Pippin musste an dieser Stelle jedes Mal schmunzeln und leise in sich hineinlachen, denn diesem Hausmeieramt hatte er selbst, verdammt nochmal, vieles zu verdanken. Er würde ohne das Amt heute nicht das sein was er war, ein princeps! Er kannte außer sich keinen weiteren princeps , außer selbstredend denen von früher, die bei den Römern geherrscht hatten, aber das war ja auch schon lange her und die Gegebenheiten hatten sich doch leicht geändert, die hatten auch länger Zeit gehabt, um ihr Reich zu etablieren! Das hatten sie ihm voraus. Die Römer hatten ihm aber auch noch mehr voraus: ihr Reich war einfach größer! Viel größer! Und diese principes von früher waren legitime Herrscher, ganz im Gegensatz zu ihm. Er hatte zwar Macht, ja, aber er konnte einfach kein richtiger König sein. Es war ungerecht, soviel wusste er auf jeden Fall.
Er schweifte schon wieder ab, wie immer. Aber wo war er stehen geblieben? Ach ja, bei den Opas. Pippin als Hausmeier und Arnulf, der damals Erzieher von den kleinen minderjährigen und dummen Merowingerkindern geworden war. Ja, ja, da hatten die beiden großen Einfluss ausüben können. Es musste eine schöne Zeit gewesen sein, früher, als noch alles besser war.

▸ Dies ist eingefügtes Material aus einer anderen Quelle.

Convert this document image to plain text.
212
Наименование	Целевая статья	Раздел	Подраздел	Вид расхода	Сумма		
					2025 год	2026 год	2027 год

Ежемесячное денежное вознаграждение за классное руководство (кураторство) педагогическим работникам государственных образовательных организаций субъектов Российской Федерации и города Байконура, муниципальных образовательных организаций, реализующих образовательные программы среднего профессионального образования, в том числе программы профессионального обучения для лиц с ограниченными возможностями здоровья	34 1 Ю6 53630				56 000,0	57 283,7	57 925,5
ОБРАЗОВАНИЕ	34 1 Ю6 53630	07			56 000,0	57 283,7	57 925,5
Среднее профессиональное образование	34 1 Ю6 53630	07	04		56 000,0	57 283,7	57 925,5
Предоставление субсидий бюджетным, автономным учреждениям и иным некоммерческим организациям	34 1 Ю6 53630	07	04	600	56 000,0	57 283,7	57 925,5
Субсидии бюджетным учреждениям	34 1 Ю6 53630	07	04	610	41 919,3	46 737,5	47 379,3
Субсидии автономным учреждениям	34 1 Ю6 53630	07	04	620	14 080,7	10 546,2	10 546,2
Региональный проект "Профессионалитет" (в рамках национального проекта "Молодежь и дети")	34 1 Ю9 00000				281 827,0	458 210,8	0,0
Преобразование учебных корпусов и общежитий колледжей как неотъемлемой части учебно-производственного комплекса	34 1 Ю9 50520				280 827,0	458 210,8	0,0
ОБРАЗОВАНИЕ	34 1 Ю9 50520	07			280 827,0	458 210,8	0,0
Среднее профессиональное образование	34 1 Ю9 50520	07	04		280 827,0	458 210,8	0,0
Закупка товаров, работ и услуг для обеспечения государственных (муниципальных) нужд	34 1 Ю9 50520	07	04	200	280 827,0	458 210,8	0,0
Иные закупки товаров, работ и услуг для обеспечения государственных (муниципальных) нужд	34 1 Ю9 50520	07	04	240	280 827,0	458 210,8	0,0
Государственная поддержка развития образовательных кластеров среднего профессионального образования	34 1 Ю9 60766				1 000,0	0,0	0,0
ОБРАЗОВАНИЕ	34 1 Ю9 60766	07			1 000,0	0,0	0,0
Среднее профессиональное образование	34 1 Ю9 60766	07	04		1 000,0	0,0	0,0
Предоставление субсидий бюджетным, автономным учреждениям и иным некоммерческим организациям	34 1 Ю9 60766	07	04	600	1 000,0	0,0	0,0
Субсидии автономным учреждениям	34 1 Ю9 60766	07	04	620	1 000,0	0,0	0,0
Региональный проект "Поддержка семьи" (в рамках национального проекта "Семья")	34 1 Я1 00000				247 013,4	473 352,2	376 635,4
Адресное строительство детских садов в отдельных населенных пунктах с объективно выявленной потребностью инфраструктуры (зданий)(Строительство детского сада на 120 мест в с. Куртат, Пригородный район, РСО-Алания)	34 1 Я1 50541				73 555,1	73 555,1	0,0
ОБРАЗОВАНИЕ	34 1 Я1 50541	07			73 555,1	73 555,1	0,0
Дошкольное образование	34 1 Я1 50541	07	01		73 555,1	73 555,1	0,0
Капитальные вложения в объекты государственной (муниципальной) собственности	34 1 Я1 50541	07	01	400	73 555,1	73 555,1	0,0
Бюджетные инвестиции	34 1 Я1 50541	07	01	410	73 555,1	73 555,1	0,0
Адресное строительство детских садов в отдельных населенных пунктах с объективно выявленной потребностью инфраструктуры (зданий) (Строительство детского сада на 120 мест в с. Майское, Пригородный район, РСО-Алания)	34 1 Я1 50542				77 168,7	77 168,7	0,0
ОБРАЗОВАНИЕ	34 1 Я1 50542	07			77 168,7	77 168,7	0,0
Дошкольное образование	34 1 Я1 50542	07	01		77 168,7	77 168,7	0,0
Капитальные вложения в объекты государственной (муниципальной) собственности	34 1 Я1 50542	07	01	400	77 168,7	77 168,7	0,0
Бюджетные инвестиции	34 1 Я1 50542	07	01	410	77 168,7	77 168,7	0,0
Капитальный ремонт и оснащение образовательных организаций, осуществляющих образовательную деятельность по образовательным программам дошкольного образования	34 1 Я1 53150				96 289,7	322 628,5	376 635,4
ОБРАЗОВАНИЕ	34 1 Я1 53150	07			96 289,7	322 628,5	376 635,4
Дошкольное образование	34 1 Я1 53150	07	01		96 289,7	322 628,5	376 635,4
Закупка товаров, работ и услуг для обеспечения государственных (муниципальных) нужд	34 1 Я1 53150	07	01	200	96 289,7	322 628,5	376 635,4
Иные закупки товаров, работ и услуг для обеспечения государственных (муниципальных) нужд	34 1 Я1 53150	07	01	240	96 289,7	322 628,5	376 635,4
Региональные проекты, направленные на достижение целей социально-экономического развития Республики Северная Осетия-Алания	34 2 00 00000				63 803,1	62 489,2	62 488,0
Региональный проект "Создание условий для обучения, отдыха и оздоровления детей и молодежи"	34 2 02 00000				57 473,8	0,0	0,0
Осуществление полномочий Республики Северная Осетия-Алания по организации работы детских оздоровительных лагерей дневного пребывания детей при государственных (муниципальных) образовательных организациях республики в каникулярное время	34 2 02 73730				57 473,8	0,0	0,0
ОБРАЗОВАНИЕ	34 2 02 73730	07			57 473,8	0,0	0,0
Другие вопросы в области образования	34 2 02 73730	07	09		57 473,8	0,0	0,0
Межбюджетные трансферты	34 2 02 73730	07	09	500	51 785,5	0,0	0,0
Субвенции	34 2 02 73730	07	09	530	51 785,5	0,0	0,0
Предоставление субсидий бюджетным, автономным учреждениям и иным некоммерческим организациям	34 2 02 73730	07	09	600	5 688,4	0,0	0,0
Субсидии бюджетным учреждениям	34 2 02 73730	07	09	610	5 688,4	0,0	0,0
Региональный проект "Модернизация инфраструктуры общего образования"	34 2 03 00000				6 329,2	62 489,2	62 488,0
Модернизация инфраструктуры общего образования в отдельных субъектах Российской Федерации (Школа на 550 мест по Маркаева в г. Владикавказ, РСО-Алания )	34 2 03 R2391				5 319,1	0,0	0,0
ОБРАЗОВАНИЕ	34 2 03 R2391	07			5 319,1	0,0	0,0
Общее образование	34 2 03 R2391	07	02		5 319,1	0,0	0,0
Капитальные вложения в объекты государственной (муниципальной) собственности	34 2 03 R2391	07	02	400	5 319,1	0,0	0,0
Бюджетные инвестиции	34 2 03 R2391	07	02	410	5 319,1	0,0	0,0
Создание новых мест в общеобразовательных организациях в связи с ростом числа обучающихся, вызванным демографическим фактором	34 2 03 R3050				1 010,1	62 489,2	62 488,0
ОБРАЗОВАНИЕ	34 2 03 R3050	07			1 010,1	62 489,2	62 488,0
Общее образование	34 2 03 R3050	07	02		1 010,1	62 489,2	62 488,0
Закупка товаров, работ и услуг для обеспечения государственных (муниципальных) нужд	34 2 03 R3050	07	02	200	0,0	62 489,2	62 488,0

Es lief für seine Familie gut an damals, bis sein Onkel Grimoald alles kaputt gemacht hatte, der Idiot. Warum war er nicht zufrieden gewesen mit dem Hausmeieramt? Alles wäre gut geworden. Idiot! Idiot! Idiot! Pippin bekam jedes Mal einen großen Zorn wegen dieser unnötigen Geschichte, die er natürlich nicht so gerne und auch nicht so oft erzählte. Aber das Schlimmste war, dass er seinen eigenen Sohn auch Grimoald nennen musste, nur um von dem anderen Grimoald abzulenken und endgültig Gras über diese unschöne Sache wachsen zu lassen. Und dieser Name war nicht nur der Geschichte wegen ein Graus, nein, er klang auch so düster, so nach trostlosem dunklen Wald voller abgestorbener Bäume und viel nacktem, grauen Fels, an dem Blut klebte. Naja, immerhin lenkte sein Sohn Grimoald von Onkel Grimoald ab, gewissermaßen war der Name durch seinen eigenen Sohn wieder reingewaschen worden. Zum Glück.
Pippin war jedoch mit seinem eigentlichen Gedanken immer noch kein Stück weitergekommen. Er hatte sich doch ursprünglich über etwas Bestimmtes geärgert, wusste jedoch immer noch nicht über was und auch nicht warum. Er wurde einfach älter, das war nicht länger zu verleugnen, zumindest nicht vor sich selbst. Nach außen würde er das freilich niemals zugeben. Aber statt weiter über das eigentliche Problem nachzugrübeln, reflektierte er die komplette Familiengeschichte, als wäre das alles neu für ihn.
Wieder driftete er ab in die Welt der Träume, erinnerte sich nun an Chalpaida, wenn auch nur noch dunkel. Wie lange war es jetzt her, dass er sich von ihr getrennt hatte und wieder zu Plektrud zurückgekehrt war? Zwölf Jahre, eine lange Zeit. Es war eine schöne Zeit gewesen mit ihr, der kleine Karl hatte sich zu einem strammen jungen Mann entwickelt und gutes Aussehen war ihm sowieso gegeben; im Endeffekt konnte es ja auch kaum anders sein, bei dem Vater.
Chalpaida war immer zärtlich zu ihm, Pippin, gewesen, hatte ihn verwöhnt und als dumm hatte man sie auch nicht bezeichnen können. Aber was sollte man machen? Liebe hin oder her, er musste ja damals auch irgendwie die Macht sichern. Hinzu kam noch, dass der kleine Karl im Grund genommen kein legitimer Sohn war und so sehr Pippin ihn mochte, denn er mochte alle seine Kinder gerne, an der Spitze der Familie konnte er kaum stehen. Die jetzige Situation war zudem im höchsten Maße unbefriedigend, denn es gab noch weit mehr Probleme. Irgend so ein Friese, und Pippin hasste die Friesen, hatte vor kurzem seinen Sohn Grimoald erschlagen, hinterrücks und feige. Er hasste sie, diese Drecksfriesen.